Bramble is of a similar frame of mind. Here he is at the start of the journey, complaining to Dr Lewis about the sad decline of Bath:
You must know, I find nothing but disappointment at Bath; which is so altered, that I can scarce believe it is the same place that I frequented about thirty years ago. Methinks I hear you say, ‘Altered it is, without all doubt: but then it is altered for the better; a truth which, perhaps, you would own without hesitation, if you yourself was not altered for the worse.’ The reflection may, for aught I know, be just. The inconveniences which I overlooked in the high-day of health, will naturally strike with exaggerated impression on the irritable nerves of an invalid, surprised by premature old age, and shattered with long-suffering—But, I believe, you will not deny, that this place, which Nature and Providence seem to have intended as a resource from distemper and disquiet, is become the very centre of racket and dissipation. Instead of that peace, tranquillity, and ease, so necessary to those who labour under bad health, weak nerves, and irregular spirits; here we have nothing but noise, tumult, and hurry; with the fatigue and slavery of maintaining a ceremonial, more stiff, formal, and oppressive, than the etiquette of a German elector. A national hospital it may be, but one would imagine that none but lunatics are admitted; and truly, I will give you leave to call me so, if I stay much longer at Bath.

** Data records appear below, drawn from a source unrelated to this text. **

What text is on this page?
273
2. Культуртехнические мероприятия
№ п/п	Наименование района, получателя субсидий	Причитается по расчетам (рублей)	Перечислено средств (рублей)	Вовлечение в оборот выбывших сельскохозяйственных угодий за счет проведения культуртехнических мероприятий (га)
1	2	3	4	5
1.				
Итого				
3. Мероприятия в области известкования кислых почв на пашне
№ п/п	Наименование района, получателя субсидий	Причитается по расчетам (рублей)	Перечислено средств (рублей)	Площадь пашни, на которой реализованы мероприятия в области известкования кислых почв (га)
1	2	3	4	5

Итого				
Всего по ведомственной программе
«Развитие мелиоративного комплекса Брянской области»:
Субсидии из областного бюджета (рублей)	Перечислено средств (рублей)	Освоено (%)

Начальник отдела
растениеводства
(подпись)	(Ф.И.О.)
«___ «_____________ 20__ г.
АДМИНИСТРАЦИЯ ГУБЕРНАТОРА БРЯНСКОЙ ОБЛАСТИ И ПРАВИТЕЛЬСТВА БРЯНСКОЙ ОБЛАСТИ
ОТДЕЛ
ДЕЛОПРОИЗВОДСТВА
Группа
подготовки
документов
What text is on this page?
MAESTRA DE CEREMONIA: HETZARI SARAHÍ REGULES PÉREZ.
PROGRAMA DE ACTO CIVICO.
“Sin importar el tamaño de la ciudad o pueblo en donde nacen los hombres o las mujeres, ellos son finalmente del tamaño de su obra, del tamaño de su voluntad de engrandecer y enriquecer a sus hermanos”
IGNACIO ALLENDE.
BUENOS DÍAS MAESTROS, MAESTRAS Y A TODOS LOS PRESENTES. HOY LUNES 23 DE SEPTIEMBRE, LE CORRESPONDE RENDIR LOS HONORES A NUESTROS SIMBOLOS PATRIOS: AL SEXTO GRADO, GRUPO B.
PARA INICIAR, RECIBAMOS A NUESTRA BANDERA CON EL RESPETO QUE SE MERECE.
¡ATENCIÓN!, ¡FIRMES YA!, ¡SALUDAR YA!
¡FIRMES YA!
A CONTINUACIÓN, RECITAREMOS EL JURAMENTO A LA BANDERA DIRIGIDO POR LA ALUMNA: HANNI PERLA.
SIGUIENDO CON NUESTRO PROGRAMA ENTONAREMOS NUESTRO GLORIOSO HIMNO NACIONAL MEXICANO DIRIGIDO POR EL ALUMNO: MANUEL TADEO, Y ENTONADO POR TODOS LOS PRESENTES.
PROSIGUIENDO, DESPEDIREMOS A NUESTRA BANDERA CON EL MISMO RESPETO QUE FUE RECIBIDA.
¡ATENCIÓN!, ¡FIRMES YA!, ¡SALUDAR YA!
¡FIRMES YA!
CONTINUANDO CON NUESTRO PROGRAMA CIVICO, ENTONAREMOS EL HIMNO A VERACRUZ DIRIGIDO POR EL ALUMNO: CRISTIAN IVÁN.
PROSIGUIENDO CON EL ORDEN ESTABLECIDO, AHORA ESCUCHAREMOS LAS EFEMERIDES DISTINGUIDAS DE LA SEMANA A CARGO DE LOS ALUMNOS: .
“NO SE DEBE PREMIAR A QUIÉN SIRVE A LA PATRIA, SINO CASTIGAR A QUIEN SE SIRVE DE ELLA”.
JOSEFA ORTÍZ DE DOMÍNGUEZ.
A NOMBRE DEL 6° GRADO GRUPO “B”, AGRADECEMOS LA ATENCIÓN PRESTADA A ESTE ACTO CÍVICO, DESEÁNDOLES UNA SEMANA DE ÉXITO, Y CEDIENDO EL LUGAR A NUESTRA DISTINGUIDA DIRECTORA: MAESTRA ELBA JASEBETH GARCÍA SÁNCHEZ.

The various mishaps and calamities experienced by Bramble and his family are played out against the backdrop of pump rooms, inns, ballrooms and country houses in a succession of genteel spa towns. In the course of the novel, the Bramble party begin at Bath and visit, among other places, London, Harrogate, York, Scarborough, a series of Scottish towns, highlands and islands, and even my home time, Manchester, which Bramble is impressed with: “I am much pleased with Manchester, which is one of the most agreeable and flourishing towns in Great-Britain; and I perceive that this is the place which hath animated the spirit, and suggested the chief manufactures of Glasgow.” As John Sutherland says in his introduction, “In its entirety, Humphry Clinker offers a snapshot of Britain at the moment when commerce, empire, urbanisation and industrialisation were beginning to change everything.” As much as the picturesque travelogues of the time, this novel stands as an entertaining ‘state of the nation’ piece, given renewed life in this very handsome Folio edition.
Tobias Smollett, The Expedition of Humphry Clinker, introduced by John Sutherland, with wood engravings by Derrick Harris, Folio Society 2018.
Printed on You Long Pure paper at C&C Offset Printing Co Ltd, China, and bound by them in cloth printed and blocked with a design by the artist.